Cuando llegué a la sala de novohispanos, pensando en buscar el elevador más próximo e irme de ahí, la cosa mejoró sensiblemente. Aunque el amontonamiento y la falta de rigor son omnipresentes en el museo, algunas piezas consiguen destacar por encima del resto. Entre ellas “San Jorge y el dragón” de Marten de Vos, aunque se trate de los extremos de lo que originalmente era un tríptico, la obra es sí misma es poderosa.
Lo que empecé a notar en esta sala es que agrupaciones de obras obedecen a una noción de tema. Por encima de la museografía, lo que interesa es que todas las pinturas de la Virgen María estén por acá, las de Santa Teresa de Ávila por allá y las de la Torre de Babel por aquí; no importa el pintor, el año o la corriente.
Confundido y agobiado por el sistema de mamparas de las salas, avancé a la tercera sala. Ahí encontré la pieza más memorable de todo el Soumaya: “Puerto mediterráneo” de Vernet. Alguna vez, leyendo las críticas de los salones de Diderot, me enteré del manejo de las luces y contraluces, pero verlo en vivo fue una experiencia apabullante.

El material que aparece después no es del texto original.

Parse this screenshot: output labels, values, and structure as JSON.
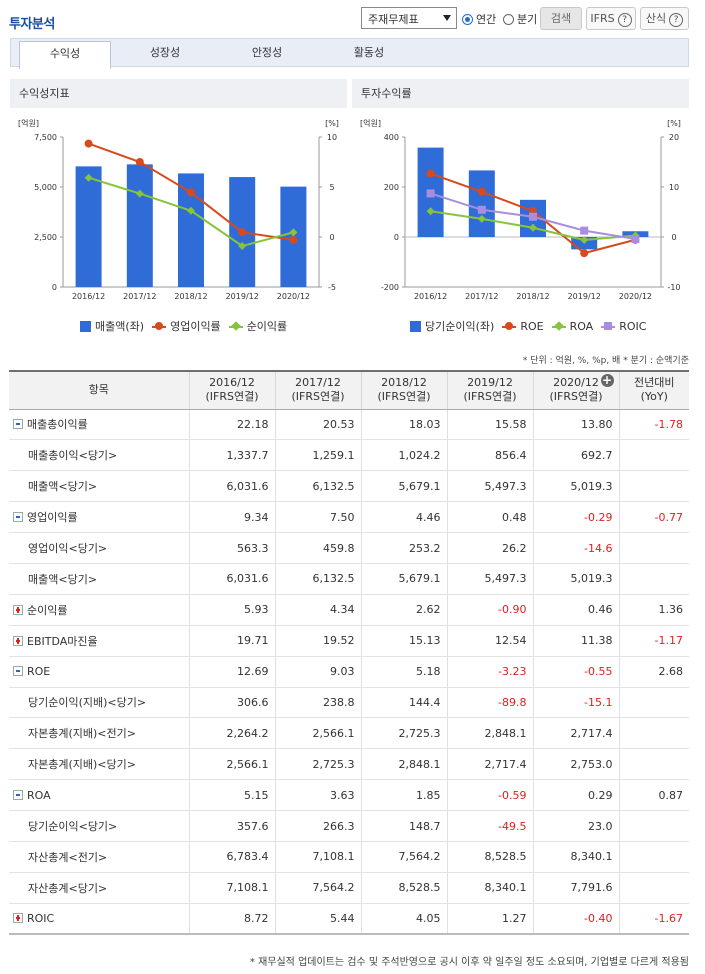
{
  "header": {
    "title": "투자분석",
    "select_value": "주재무제표",
    "radio_annual": "연간",
    "radio_quarter": "분기",
    "search_button": "검색",
    "ifrs_button": "IFRS",
    "formula_button": "산식",
    "help_glyph": "?"
  },
  "tabs": [
    {
      "label": "수익성",
      "active": true
    },
    {
      "label": "성장성",
      "active": false
    },
    {
      "label": "안정성",
      "active": false
    },
    {
      "label": "활동성",
      "active": false
    }
  ],
  "charts": {
    "left_title": "수익성지표",
    "right_title": "투자수익률"
  },
  "chart_data": [
    {
      "type": "bar",
      "title": "수익성지표",
      "categories": [
        "2016/12",
        "2017/12",
        "2018/12",
        "2019/12",
        "2020/12"
      ],
      "y_left_unit": "[억원]",
      "y_right_unit": "[%]",
      "y_left_ticks": [
        "7,500",
        "5,000",
        "2,500",
        "0"
      ],
      "y_right_ticks": [
        "10",
        "5",
        "0",
        "-5"
      ],
      "y_left_range": [
        0,
        7500
      ],
      "y_right_range": [
        -5,
        10
      ],
      "series": [
        {
          "name": "매출액(좌)",
          "kind": "bar",
          "axis": "left",
          "color": "#2f6cd8",
          "values": [
            6031.6,
            6132.5,
            5679.1,
            5497.3,
            5019.3
          ]
        },
        {
          "name": "영업이익률",
          "kind": "line",
          "axis": "right",
          "marker": "circle",
          "color": "#d64a1b",
          "values": [
            9.34,
            7.5,
            4.46,
            0.48,
            -0.29
          ]
        },
        {
          "name": "순이익률",
          "kind": "line",
          "axis": "right",
          "marker": "diamond",
          "color": "#86c43a",
          "values": [
            5.93,
            4.34,
            2.62,
            -0.9,
            0.46
          ]
        }
      ]
    },
    {
      "type": "bar",
      "title": "투자수익률",
      "categories": [
        "2016/12",
        "2017/12",
        "2018/12",
        "2019/12",
        "2020/12"
      ],
      "y_left_unit": "[억원]",
      "y_right_unit": "[%]",
      "y_left_ticks": [
        "400",
        "200",
        "0",
        "-200"
      ],
      "y_right_ticks": [
        "20",
        "10",
        "0",
        "-10"
      ],
      "y_left_range": [
        -200,
        400
      ],
      "y_right_range": [
        -10,
        20
      ],
      "series": [
        {
          "name": "당기순이익(좌)",
          "kind": "bar",
          "axis": "left",
          "color": "#2f6cd8",
          "values": [
            357.6,
            266.3,
            148.7,
            -49.5,
            23.0
          ]
        },
        {
          "name": "ROE",
          "kind": "line",
          "axis": "right",
          "marker": "circle",
          "color": "#d64a1b",
          "values": [
            12.69,
            9.03,
            5.18,
            -3.23,
            -0.55
          ]
        },
        {
          "name": "ROA",
          "kind": "line",
          "axis": "right",
          "marker": "diamond",
          "color": "#86c43a",
          "values": [
            5.15,
            3.63,
            1.85,
            -0.59,
            0.29
          ]
        },
        {
          "name": "ROIC",
          "kind": "line",
          "axis": "right",
          "marker": "square",
          "color": "#a88ee0",
          "values": [
            8.72,
            5.44,
            4.05,
            1.27,
            -0.4
          ]
        }
      ]
    }
  ],
  "units_note": "* 단위 : 억원, %, %p, 배   * 분기 : 순액기준",
  "table": {
    "item_header": "항목",
    "columns": [
      {
        "period": "2016/12",
        "basis": "(IFRS연결)"
      },
      {
        "period": "2017/12",
        "basis": "(IFRS연결)"
      },
      {
        "period": "2018/12",
        "basis": "(IFRS연결)"
      },
      {
        "period": "2019/12",
        "basis": "(IFRS연결)"
      },
      {
        "period": "2020/12",
        "basis": "(IFRS연결)"
      }
    ],
    "yoy_header": "전년대비",
    "yoy_sub": "(YoY)",
    "add_glyph": "+",
    "rows": [
      {
        "label": "매출총이익률",
        "toggle": "minus",
        "values": [
          "22.18",
          "20.53",
          "18.03",
          "15.58",
          "13.80"
        ],
        "yoy": "-1.78"
      },
      {
        "label": "매출총이익<당기>",
        "sub": true,
        "values": [
          "1,337.7",
          "1,259.1",
          "1,024.2",
          "856.4",
          "692.7"
        ],
        "yoy": ""
      },
      {
        "label": "매출액<당기>",
        "sub": true,
        "values": [
          "6,031.6",
          "6,132.5",
          "5,679.1",
          "5,497.3",
          "5,019.3"
        ],
        "yoy": ""
      },
      {
        "label": "영업이익률",
        "toggle": "minus",
        "values": [
          "9.34",
          "7.50",
          "4.46",
          "0.48",
          "-0.29"
        ],
        "yoy": "-0.77"
      },
      {
        "label": "영업이익<당기>",
        "sub": true,
        "values": [
          "563.3",
          "459.8",
          "253.2",
          "26.2",
          "-14.6"
        ],
        "yoy": ""
      },
      {
        "label": "매출액<당기>",
        "sub": true,
        "values": [
          "6,031.6",
          "6,132.5",
          "5,679.1",
          "5,497.3",
          "5,019.3"
        ],
        "yoy": ""
      },
      {
        "label": "순이익률",
        "toggle": "plus",
        "values": [
          "5.93",
          "4.34",
          "2.62",
          "-0.90",
          "0.46"
        ],
        "yoy": "1.36"
      },
      {
        "label": "EBITDA마진율",
        "toggle": "plus",
        "values": [
          "19.71",
          "19.52",
          "15.13",
          "12.54",
          "11.38"
        ],
        "yoy": "-1.17"
      },
      {
        "label": "ROE",
        "toggle": "minus",
        "values": [
          "12.69",
          "9.03",
          "5.18",
          "-3.23",
          "-0.55"
        ],
        "yoy": "2.68"
      },
      {
        "label": "당기순이익(지배)<당기>",
        "sub": true,
        "values": [
          "306.6",
          "238.8",
          "144.4",
          "-89.8",
          "-15.1"
        ],
        "yoy": ""
      },
      {
        "label": "자본총계(지배)<전기>",
        "sub": true,
        "values": [
          "2,264.2",
          "2,566.1",
          "2,725.3",
          "2,848.1",
          "2,717.4"
        ],
        "yoy": ""
      },
      {
        "label": "자본총계(지배)<당기>",
        "sub": true,
        "values": [
          "2,566.1",
          "2,725.3",
          "2,848.1",
          "2,717.4",
          "2,753.0"
        ],
        "yoy": ""
      },
      {
        "label": "ROA",
        "toggle": "minus",
        "values": [
          "5.15",
          "3.63",
          "1.85",
          "-0.59",
          "0.29"
        ],
        "yoy": "0.87"
      },
      {
        "label": "당기순이익<당기>",
        "sub": true,
        "values": [
          "357.6",
          "266.3",
          "148.7",
          "-49.5",
          "23.0"
        ],
        "yoy": ""
      },
      {
        "label": "자산총계<전기>",
        "sub": true,
        "values": [
          "6,783.4",
          "7,108.1",
          "7,564.2",
          "8,528.5",
          "8,340.1"
        ],
        "yoy": ""
      },
      {
        "label": "자산총계<당기>",
        "sub": true,
        "values": [
          "7,108.1",
          "7,564.2",
          "8,528.5",
          "8,340.1",
          "7,791.6"
        ],
        "yoy": ""
      },
      {
        "label": "ROIC",
        "toggle": "plus",
        "values": [
          "8.72",
          "5.44",
          "4.05",
          "1.27",
          "-0.40"
        ],
        "yoy": "-1.67"
      }
    ]
  },
  "footnote": "* 재무실적 업데이트는 검수 및 주석반영으로 공시 이후 약 일주일 정도 소요되며, 기업별로 다르게 적용됨"
}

Lo vi largo tiempo recordando que Diderot aseguraba que Vernet había educado su ojo para poder ver la luna correctamente.
En cualquier caso, la sala de europeos era lo mismo: amontonamiento y capricho. En una mampara había cuadros de caballos como si fuera el vestíbulo de una ranchería y tenías a Siqueiros, De Chicro y otros empotrados, codo con codo, por el solo tema equino.
Más allá había bocetos de Degas que apenas cumplían la función de fetiche testimonial, impropia de cualquier experiencia estética. Al salir corriendo de la sala casi tropiezo con unos papeles de Gibran Khalil Gibran que estaban expuestos en unas vitrinas, supongo porque no encontrar otro lugar para ponerlos.
También era sorprenderte el nivel de los cartelones en los pasillos entre las salas. Penosas explicaciones casi de enciclopedia Encarta 98 de las corrientes artísticas.
Llegué a la sala con una exposición temporal de la ciudad de Venecia. Ya fastidiado del recorrido y viendo una monomaniática repetición de paisajes con canalones, avancé a las escaleras sin detenerme a ver ningún solo cuadro que parecían un mero reclamo turístico de la ciudad.
Llegué al final del museo pensando en los tacos de longaniza y viendo cómo no retrasar más mi almuerzo. En la última sala, bellamente iluminada por un tragaluz central, había un acervo importante del escultor Rodin.
El amontonamiento se disimulaba por la falta de mamparas. Cosa que a la vez hacía que todos los espectadores deambuláramos sin orden entre las esculturas. Daba la impresión de estar en una bodega, más que en un museo.
Solo había dos cosas que destacaban de forma importante en la sala:
1) La escultura “Tres sombras” con una luz del mediodía que caí sobre los hombros de las tres figuras y que tenía una afortunada banca al frente para sentarse a contemplarla y 2) el nombre de la sala “Julián y Linda Slim”.
Lo demás era lo mismo. Un caudal arrojado a un bonito edificio, para que los turistas deambulen entre los objetos, maravillándose del desconcierto y la riqueza de un empresario. Tristemente cualquier intención estética queda opacada por una función decorativa.
Cuando regresaba en metro al centro histórico llegué a la conclusión de que lo único que superaba en experiencia estética a los tacos de longaniza del mercado fue, sin duda, el Vernet.